In recent years, due to the rapid development of neural networks, they have been successfully applied in many fields. In this paper, we proposed a unique and novel CNN-based approach for Vickers hardness test. First of all, we proposed to apply an image data augmentation method to address the issue of insufficient training examples. Then, we developed a neural network architecture with state-of-the-art CNN architecture as the backbone to address the HV regression problem. The experimental results clarified that the network trained with two objectives—one is to predict the HV of an image, and the other is to predict the possible HV range for an image—outperforms the one that learns to predict HV only.

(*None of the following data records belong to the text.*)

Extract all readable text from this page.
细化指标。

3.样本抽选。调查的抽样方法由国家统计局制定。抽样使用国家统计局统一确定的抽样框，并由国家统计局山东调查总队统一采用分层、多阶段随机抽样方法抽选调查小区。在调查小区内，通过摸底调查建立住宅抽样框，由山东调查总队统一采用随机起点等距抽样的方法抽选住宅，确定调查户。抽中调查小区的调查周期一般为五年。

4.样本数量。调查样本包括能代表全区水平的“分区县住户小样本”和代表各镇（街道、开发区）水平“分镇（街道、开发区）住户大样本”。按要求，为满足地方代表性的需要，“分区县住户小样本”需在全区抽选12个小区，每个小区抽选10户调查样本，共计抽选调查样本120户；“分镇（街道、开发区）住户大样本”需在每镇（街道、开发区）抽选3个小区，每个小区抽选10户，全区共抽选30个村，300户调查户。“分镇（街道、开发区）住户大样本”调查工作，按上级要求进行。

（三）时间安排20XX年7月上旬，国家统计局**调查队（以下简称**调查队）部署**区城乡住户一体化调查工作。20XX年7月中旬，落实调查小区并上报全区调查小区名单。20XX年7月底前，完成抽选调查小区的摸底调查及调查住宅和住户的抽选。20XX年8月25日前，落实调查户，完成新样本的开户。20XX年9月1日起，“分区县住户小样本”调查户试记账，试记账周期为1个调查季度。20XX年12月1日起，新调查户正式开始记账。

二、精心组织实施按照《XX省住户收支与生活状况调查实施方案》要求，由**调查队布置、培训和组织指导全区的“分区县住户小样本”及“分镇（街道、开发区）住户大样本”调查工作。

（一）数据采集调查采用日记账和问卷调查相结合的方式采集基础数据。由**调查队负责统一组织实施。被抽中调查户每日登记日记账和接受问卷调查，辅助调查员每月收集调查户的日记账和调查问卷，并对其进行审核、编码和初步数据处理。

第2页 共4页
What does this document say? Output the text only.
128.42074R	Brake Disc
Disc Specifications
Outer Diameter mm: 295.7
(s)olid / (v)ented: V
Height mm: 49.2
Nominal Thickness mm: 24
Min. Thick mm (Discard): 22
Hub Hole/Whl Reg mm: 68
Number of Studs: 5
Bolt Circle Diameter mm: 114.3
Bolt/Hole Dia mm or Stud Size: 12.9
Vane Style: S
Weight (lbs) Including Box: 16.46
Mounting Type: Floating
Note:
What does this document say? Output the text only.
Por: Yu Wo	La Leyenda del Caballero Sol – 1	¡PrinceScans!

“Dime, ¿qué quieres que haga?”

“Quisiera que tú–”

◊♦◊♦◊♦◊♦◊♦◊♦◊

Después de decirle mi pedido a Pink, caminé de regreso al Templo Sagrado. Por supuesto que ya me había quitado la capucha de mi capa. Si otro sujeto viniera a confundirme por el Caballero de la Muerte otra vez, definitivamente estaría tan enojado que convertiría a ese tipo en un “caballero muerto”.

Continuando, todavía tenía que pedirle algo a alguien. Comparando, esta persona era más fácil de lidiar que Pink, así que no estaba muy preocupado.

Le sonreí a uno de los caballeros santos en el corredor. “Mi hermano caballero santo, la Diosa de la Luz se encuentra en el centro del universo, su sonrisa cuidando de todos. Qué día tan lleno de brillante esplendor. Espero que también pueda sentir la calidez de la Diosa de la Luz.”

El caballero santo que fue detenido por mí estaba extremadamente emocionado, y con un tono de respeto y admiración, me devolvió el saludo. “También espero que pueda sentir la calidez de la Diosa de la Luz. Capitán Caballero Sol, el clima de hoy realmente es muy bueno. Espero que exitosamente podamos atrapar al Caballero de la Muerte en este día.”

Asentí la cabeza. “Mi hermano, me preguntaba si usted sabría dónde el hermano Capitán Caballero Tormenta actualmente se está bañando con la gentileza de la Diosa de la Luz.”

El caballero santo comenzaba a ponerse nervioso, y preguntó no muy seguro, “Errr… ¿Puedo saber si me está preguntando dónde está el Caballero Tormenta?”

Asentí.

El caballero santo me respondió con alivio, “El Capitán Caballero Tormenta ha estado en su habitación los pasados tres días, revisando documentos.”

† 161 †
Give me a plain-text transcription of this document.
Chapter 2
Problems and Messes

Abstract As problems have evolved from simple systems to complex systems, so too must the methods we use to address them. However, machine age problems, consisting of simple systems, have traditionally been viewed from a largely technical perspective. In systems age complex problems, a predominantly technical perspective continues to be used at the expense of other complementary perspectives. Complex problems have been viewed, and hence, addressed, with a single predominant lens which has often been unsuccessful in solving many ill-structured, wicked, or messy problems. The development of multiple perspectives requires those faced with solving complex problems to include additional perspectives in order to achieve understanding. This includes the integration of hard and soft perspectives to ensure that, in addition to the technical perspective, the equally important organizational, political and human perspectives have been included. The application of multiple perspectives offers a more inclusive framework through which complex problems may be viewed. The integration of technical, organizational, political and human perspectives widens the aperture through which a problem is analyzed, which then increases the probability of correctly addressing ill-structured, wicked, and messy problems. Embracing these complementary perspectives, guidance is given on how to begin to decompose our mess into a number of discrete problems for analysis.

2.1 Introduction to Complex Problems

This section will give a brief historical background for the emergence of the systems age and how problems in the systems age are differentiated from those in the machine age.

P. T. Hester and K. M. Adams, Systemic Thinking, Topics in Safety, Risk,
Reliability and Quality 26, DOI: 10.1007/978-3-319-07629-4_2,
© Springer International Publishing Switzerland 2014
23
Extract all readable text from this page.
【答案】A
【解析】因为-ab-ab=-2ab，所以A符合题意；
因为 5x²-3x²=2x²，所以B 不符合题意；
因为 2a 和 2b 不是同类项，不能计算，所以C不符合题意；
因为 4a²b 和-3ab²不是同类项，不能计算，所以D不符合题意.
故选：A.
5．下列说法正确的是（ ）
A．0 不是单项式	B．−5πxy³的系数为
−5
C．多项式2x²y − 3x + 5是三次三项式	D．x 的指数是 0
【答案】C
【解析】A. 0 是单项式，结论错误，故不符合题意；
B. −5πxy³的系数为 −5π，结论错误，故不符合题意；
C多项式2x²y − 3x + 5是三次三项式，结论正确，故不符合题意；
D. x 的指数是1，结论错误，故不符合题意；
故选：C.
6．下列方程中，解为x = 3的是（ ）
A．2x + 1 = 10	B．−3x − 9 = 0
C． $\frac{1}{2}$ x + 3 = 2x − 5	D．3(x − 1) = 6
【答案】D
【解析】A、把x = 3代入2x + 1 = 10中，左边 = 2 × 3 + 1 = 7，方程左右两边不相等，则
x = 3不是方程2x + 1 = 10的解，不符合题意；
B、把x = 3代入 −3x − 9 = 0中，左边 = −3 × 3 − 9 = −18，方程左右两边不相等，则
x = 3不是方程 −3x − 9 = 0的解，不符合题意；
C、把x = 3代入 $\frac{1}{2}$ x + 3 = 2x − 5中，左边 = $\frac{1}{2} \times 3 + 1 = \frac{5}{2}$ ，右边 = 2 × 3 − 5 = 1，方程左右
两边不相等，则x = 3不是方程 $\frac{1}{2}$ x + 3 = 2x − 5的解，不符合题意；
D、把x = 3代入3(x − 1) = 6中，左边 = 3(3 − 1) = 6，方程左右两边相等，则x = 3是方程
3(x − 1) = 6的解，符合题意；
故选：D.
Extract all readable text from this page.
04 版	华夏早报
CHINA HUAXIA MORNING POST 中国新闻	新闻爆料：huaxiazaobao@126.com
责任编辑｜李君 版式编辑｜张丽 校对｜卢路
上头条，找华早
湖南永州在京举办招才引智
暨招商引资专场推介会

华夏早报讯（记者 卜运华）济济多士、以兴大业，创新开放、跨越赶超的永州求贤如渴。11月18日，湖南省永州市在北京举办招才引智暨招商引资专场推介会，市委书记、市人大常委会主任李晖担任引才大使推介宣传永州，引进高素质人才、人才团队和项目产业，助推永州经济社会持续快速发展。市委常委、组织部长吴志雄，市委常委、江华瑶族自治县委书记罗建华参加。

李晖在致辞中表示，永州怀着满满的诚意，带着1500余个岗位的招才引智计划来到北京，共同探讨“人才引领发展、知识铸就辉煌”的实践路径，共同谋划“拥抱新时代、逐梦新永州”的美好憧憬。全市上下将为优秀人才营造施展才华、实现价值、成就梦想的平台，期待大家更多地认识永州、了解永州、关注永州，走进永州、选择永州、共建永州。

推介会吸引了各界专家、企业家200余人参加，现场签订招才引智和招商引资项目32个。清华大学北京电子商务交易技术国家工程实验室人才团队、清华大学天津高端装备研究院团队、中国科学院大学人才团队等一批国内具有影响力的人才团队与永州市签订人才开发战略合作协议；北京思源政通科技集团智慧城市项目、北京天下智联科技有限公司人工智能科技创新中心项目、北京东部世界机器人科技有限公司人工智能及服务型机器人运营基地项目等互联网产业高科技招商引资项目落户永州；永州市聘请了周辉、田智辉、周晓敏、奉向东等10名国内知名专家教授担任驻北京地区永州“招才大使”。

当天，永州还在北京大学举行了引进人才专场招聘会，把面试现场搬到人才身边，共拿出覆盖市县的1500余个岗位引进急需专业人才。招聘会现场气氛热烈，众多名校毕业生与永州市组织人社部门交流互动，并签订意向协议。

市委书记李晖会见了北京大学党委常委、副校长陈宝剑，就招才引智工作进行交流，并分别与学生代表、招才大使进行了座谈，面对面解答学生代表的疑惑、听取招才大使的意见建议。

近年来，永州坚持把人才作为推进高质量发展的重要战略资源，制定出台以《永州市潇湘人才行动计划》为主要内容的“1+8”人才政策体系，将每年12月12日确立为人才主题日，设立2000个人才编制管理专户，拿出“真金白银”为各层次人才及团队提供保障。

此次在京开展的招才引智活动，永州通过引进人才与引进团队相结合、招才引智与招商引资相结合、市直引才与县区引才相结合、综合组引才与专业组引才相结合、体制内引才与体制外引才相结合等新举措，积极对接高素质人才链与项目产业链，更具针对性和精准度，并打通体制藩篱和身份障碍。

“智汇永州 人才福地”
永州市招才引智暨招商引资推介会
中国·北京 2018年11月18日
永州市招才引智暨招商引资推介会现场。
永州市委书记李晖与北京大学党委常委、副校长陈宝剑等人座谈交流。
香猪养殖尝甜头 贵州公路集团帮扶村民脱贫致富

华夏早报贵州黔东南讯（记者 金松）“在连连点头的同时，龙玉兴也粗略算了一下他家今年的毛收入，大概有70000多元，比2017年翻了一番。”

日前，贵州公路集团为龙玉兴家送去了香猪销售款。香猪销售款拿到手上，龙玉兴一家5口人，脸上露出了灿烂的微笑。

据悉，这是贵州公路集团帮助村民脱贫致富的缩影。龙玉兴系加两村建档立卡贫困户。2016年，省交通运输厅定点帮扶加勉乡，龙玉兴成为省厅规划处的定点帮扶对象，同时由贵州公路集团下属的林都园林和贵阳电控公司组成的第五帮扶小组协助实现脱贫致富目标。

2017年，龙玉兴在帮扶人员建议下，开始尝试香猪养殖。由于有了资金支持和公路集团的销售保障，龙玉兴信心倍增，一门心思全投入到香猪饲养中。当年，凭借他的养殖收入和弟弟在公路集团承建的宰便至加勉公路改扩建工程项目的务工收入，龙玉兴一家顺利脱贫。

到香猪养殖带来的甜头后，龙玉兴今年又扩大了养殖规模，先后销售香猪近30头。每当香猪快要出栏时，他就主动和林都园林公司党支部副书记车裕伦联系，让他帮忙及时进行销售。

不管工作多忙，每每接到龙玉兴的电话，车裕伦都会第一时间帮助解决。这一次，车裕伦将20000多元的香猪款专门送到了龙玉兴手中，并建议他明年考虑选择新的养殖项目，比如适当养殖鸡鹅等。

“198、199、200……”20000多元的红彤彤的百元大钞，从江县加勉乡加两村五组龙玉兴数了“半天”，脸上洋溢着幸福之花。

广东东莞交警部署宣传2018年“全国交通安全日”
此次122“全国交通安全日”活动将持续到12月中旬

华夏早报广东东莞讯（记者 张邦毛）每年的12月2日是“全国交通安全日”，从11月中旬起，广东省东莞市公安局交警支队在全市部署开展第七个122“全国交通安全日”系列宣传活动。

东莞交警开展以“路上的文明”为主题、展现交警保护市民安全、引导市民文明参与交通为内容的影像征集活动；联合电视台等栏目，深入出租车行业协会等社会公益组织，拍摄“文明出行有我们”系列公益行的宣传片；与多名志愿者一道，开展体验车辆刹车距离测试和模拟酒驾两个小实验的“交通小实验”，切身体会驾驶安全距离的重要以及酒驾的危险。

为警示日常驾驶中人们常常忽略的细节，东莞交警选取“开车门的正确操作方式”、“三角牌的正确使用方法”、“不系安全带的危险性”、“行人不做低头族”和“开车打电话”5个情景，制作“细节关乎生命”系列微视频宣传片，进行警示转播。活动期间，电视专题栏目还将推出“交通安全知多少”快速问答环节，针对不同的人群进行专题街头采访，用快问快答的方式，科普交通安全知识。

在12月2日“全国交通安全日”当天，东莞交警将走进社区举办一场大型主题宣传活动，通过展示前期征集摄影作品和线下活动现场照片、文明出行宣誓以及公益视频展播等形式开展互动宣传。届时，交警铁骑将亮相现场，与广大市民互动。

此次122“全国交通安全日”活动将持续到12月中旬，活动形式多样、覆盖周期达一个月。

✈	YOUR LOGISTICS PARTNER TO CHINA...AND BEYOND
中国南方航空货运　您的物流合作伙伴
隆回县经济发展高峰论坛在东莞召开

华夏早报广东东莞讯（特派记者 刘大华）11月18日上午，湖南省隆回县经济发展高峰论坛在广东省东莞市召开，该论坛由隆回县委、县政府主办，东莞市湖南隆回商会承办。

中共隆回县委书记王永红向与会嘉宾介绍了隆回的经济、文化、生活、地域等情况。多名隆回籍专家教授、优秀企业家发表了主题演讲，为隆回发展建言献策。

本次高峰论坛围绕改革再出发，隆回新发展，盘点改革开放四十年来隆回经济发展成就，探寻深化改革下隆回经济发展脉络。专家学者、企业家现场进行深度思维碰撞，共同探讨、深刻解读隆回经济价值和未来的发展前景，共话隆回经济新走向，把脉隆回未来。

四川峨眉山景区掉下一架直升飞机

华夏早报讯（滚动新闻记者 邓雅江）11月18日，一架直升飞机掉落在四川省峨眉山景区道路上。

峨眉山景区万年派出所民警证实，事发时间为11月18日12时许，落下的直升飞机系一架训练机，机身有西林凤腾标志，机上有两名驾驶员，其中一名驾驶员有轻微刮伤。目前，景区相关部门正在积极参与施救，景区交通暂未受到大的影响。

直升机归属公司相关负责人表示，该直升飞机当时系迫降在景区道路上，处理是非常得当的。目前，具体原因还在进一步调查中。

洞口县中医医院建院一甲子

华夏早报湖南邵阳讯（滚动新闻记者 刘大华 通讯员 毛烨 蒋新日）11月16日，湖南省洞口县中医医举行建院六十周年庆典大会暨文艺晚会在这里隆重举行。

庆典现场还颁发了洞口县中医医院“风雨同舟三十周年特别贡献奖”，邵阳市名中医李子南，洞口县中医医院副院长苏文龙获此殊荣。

We also studied the effectiveness of adopting pre-training parameters trained on a totally different domain for the HV regression task. We observed that, although the pre-trained backbone was trained by using images of, for example, cats, dogs, etc., which are very different from the image domain used in this study, the network initialized with the pre-trained parameters still performed better than that trained from scratch. The best MAE of 6.54 and MAEB of 5.92 were achieved by the multi-task learning network with pre-trained VGG-16 as the backbone. The same model can achieve an MAE of 19.7 and an MAEB of 20.0 on an unseen dataset whose HV distribution is quite different from the original training set. The results were reliable after confirming with domain experts; thus, the usability of this proposed method is verified. In this paper, we have demonstrated the feasibility of developing a model that can predict HVs by using CNN and the data augmentation method. We plan to apply the multi-scale training method and other advanced image augmentation methods as future work to enhance the proposed model’s capability in dealing with arbitrary input images. In addition, we will continue to cooperate with domain experts to create more training examples and apply self-supervised learning methods to generate in-domain pre-trained backbones to improve the performance of the developed models.